E como é a sua relação com o celular? Você tem quanto tempo de tela?
Tenho muito tempo de tela, talvez eu não seja o melhor exemplo. Uso como fonte de informação e, profissionalmente, o LinkedIn, o Instagram e o WhatsApp. O tempo deveria ser menor, mas acho que a tolerância das pessoas para uma resposta no celular diminuiu drasticamente. Agora até nos voos tem wi-fi, mas descarto a opção nesse caso e tento me controlar nos fins de semana, ir ao cinema, ao teatro e sair para jantar. Quando posso, escapo para o campo e também faço muitas viagens a trabalho. A Madri, onde morei mais de dez anos, vou com frequência. E gosto muito de ler.
O que está lendo agora?
Geralmente gosto de ler mais romances que saem do meu dia a dia, mas agora estou lendo Sincronicidade (de Joseph Jaworsky), sobre um cara que resolveu fazer uma mudança importante de carreira. Recentemente li vários dos novos autores brasileiros, os da Carla Madeira e do Raphael Montes.

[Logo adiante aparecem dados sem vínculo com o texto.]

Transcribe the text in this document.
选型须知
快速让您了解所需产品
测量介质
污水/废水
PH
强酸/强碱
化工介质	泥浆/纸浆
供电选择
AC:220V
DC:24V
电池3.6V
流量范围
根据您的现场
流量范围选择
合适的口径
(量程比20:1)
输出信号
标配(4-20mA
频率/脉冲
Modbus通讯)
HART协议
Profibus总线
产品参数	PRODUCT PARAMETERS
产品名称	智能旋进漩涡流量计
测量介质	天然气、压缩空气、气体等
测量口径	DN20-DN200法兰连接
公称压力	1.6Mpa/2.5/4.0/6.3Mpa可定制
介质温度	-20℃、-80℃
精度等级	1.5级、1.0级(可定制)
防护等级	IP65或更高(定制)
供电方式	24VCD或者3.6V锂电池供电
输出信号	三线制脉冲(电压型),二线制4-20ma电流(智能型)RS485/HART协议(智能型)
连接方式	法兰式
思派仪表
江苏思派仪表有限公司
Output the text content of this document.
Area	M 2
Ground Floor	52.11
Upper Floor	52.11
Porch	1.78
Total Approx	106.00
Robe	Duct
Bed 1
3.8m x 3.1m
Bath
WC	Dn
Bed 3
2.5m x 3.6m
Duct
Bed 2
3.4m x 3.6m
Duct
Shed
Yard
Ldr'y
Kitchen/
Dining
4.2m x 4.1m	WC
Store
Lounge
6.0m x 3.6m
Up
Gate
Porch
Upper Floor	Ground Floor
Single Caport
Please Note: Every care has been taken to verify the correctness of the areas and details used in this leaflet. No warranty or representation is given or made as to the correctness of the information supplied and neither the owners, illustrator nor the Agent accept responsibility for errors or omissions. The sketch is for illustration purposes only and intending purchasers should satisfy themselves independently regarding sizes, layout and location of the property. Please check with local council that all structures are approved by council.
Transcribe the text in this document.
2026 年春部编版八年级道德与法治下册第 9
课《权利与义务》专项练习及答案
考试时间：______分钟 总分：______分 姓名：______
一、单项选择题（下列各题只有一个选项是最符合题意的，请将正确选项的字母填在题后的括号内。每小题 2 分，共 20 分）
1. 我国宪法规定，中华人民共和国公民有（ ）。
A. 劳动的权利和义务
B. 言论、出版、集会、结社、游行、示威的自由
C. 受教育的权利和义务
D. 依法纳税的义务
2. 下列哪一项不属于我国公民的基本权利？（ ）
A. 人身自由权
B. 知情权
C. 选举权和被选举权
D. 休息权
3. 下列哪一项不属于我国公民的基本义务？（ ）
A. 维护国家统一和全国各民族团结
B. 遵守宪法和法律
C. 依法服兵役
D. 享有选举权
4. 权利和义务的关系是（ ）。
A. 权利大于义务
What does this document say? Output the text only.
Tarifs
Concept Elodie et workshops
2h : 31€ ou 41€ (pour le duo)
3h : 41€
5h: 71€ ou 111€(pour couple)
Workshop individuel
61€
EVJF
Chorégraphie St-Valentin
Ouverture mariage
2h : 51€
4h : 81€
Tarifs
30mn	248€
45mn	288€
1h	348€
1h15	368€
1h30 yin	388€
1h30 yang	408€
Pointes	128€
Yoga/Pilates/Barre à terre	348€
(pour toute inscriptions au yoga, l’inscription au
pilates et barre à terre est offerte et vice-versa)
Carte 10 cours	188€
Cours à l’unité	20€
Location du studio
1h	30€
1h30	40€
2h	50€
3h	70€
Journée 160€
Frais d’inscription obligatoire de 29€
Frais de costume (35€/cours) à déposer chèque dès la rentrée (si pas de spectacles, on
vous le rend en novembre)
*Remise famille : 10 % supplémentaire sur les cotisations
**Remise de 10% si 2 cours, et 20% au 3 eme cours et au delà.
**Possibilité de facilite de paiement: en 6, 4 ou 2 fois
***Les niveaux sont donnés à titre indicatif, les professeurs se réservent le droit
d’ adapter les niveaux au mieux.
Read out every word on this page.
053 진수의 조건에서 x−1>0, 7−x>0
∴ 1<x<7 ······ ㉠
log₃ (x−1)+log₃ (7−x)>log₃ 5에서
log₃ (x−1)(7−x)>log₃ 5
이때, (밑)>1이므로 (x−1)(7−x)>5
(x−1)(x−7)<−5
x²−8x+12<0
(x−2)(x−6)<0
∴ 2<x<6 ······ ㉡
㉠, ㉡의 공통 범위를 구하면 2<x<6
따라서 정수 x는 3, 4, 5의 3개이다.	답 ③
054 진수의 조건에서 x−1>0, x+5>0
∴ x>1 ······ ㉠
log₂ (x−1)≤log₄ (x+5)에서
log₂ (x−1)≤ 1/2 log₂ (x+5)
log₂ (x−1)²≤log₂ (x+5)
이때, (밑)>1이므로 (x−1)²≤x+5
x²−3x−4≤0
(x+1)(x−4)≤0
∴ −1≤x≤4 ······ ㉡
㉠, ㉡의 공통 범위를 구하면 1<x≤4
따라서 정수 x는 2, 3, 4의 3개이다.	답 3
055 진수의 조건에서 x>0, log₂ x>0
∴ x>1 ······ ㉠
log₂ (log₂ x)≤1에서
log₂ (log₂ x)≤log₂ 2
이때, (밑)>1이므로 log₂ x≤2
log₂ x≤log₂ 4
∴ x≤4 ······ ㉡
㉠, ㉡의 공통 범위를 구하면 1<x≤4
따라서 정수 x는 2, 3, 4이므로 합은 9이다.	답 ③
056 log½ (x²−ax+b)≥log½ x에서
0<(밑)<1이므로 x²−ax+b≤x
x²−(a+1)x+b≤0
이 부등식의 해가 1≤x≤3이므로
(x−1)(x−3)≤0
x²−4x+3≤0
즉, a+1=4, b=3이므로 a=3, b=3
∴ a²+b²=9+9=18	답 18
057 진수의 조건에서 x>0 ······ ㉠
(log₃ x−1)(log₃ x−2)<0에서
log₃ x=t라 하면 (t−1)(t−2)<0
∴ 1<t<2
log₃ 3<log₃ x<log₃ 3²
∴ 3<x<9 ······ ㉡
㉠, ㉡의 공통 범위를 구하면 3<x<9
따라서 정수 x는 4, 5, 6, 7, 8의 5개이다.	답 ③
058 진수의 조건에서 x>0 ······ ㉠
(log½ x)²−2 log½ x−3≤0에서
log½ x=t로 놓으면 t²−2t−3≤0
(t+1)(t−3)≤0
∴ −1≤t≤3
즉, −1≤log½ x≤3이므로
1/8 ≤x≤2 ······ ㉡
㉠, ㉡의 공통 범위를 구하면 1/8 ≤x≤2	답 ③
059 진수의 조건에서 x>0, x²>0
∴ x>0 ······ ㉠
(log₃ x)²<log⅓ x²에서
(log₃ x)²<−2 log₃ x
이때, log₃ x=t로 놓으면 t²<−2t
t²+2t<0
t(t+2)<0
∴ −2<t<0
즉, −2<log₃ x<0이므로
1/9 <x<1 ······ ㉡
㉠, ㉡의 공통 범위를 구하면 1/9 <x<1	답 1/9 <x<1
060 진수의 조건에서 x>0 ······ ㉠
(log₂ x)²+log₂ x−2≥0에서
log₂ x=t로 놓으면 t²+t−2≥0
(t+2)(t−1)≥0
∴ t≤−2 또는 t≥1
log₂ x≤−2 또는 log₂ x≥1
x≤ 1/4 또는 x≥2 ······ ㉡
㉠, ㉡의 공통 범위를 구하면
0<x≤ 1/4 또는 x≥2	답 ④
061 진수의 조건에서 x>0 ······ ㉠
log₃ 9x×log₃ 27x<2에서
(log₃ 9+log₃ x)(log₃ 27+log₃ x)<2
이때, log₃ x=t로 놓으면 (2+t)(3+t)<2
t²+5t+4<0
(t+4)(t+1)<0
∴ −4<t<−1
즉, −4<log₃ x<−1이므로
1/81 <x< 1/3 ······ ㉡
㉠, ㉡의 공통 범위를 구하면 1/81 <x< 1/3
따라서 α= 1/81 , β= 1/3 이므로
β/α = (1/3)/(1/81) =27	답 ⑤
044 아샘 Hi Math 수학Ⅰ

Como você aplica sua experiência internacional na Vivo hoje?
Esse olhar para o equilíbrio entre trabalho e bem-estar e lazer é algo que aprendi com a visão europeia. O europeu não abre mão de momentos como a refeição ou um encontro social. Sempre com esse olhar mais cultural, que eu trouxe muito forte para a Vivo. Já tinha, mas reforçamos com a minha chegada.
Como surgiu a ideia de criar uma revista própria da marca?
Temos 116 milhões de acessos conectados às nossas redes, mais ou menos 60 milhões de clientes de todos os tipos, e tínhamos a necessidade de um canal de comunicação com eles, algo que pudesse falar de cultura, tecnologia, bem-estar e viagens dentro do propósito da empresa, digitalizar para aproximar. E entramos nesse mundo em que tudo é conteúdo rápido e de redes sociais, mas acredito que as revistas voltaram a ter protagonismo, sejam elas digitais ou físicas. Assim decidimos lançar a Velvet e já estamos na 17ª edição bimensal. Em breve falaremos sobre a Bienal de São Paulo com o novo curador, temos falado das galerias, de vários artistas que estão em Inhotim, e já foram capa as nossas embaixadoras, como Taís Araujo e Fernanda Lima. A próxima será Camila Pitanga.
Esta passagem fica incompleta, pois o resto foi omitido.